We know that the public perception of the Philadelphia 76ers isn't great from those on the outside, but like any professional team, it has a loyal fanbase that will follow it under any set of circumstances.
So just what can fans expect from the Sixers this season? Not much, at least according to Grantland's Zach Lowe, who put the team at just 26th in his watchability rankings.
Philly and Portland deadlocked, but under my new dictatorship, entering Year 3 of not even trying to field a competitive present-day team costs you the tiebreaker. Philly gets a “zeitgeist” bump for shifting the debate on tanking, lottery reform, and competitive ethics; every hint of progress or regression from Nerlens Noel, Jerami Grant, Robert “Bob” Covington, and Jahlil Okafor feels like a small referendum on a mathematically sound — if ugly — process. That appeal wears off by the end of November, when the Sixers are 3-17, and opponents are sitting their best players against them.
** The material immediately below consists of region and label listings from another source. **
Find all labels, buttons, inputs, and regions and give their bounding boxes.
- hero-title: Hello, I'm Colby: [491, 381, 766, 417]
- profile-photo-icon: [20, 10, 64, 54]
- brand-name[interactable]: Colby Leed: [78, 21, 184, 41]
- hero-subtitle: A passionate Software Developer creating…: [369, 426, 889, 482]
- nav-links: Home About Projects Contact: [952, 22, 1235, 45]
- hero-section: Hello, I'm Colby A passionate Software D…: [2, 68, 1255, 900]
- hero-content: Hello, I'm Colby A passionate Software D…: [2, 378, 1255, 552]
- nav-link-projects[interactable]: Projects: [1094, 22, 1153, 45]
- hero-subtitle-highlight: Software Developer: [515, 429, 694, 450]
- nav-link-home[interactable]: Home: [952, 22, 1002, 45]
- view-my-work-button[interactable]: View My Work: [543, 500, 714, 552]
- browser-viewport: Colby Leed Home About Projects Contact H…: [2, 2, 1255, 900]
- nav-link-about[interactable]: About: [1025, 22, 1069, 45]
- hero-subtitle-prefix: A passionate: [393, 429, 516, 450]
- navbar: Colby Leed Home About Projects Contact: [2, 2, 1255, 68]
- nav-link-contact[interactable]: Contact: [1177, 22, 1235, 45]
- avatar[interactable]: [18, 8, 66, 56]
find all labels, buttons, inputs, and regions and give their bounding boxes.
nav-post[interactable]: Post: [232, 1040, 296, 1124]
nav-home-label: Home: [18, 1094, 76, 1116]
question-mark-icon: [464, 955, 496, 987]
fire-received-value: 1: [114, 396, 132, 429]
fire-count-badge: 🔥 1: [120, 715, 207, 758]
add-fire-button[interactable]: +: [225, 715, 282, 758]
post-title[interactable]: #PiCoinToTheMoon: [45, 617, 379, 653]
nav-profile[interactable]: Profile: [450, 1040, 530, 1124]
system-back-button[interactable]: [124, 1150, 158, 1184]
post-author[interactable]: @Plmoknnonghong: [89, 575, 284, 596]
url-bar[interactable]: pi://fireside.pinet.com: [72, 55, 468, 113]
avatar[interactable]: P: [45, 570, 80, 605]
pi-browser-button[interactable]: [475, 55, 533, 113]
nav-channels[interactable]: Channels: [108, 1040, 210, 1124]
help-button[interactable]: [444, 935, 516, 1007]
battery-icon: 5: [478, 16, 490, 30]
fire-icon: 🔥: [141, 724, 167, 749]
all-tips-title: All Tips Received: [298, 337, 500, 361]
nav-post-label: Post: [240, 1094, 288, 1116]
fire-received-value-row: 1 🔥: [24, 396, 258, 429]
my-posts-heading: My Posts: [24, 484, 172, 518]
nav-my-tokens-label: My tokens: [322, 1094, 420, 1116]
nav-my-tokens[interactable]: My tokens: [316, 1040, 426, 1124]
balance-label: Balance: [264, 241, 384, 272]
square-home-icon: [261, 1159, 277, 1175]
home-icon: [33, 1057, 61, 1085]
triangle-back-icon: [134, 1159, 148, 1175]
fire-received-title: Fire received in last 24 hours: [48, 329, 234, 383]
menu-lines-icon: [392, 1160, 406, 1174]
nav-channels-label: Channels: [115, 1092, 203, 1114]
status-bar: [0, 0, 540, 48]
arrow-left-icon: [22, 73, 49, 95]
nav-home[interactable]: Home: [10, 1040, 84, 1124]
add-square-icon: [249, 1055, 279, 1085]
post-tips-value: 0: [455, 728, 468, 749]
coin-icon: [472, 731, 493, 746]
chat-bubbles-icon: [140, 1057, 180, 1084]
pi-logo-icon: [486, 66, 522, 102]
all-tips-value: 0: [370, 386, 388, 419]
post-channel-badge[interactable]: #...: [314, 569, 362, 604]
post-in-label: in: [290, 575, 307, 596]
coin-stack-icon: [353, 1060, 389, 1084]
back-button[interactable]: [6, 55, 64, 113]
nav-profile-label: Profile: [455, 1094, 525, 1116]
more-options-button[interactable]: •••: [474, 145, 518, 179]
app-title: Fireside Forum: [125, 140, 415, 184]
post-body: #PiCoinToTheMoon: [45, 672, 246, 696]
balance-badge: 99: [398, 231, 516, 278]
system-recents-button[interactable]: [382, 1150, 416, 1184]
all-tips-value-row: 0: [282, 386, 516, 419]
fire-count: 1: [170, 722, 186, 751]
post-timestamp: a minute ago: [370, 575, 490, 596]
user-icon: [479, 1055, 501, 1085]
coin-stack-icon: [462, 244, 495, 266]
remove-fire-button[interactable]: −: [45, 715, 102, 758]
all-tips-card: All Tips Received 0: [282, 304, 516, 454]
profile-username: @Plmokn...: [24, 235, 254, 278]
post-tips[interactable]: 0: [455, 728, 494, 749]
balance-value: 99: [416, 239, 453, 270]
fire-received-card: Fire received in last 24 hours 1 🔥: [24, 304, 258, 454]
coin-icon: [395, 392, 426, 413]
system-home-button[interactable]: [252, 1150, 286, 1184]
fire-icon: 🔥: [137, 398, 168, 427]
The Sixers aren’t bad to watch. They work their asses off on defense, fast break whenever possible, and play a junior varsity version of Morey Ball on offense — all 3s and rim attacks, only the Philly players aren’t good enough to actually make those shots. Fitting Noel’s herky-jerky drives and developing elbow jumper around Okafor’s post-ups will be a fun day-to-day challenge. Brett Brown always looks like he’s about to run onto the court and execute the damn play himself. And who knows, by the end of the year, Joel Embiid might dunk in a layup line again!
The broadcast experience is pleasing, though I will miss Malik Rose’s barely hidden distaste for the Hinkie Plan; Alaa Abdelnaby has big shoes to fill with Rose now in the Hawks front office. The court and unis look pretty, though the Sixers blew up their center logo to a ridiculous 400 square feet.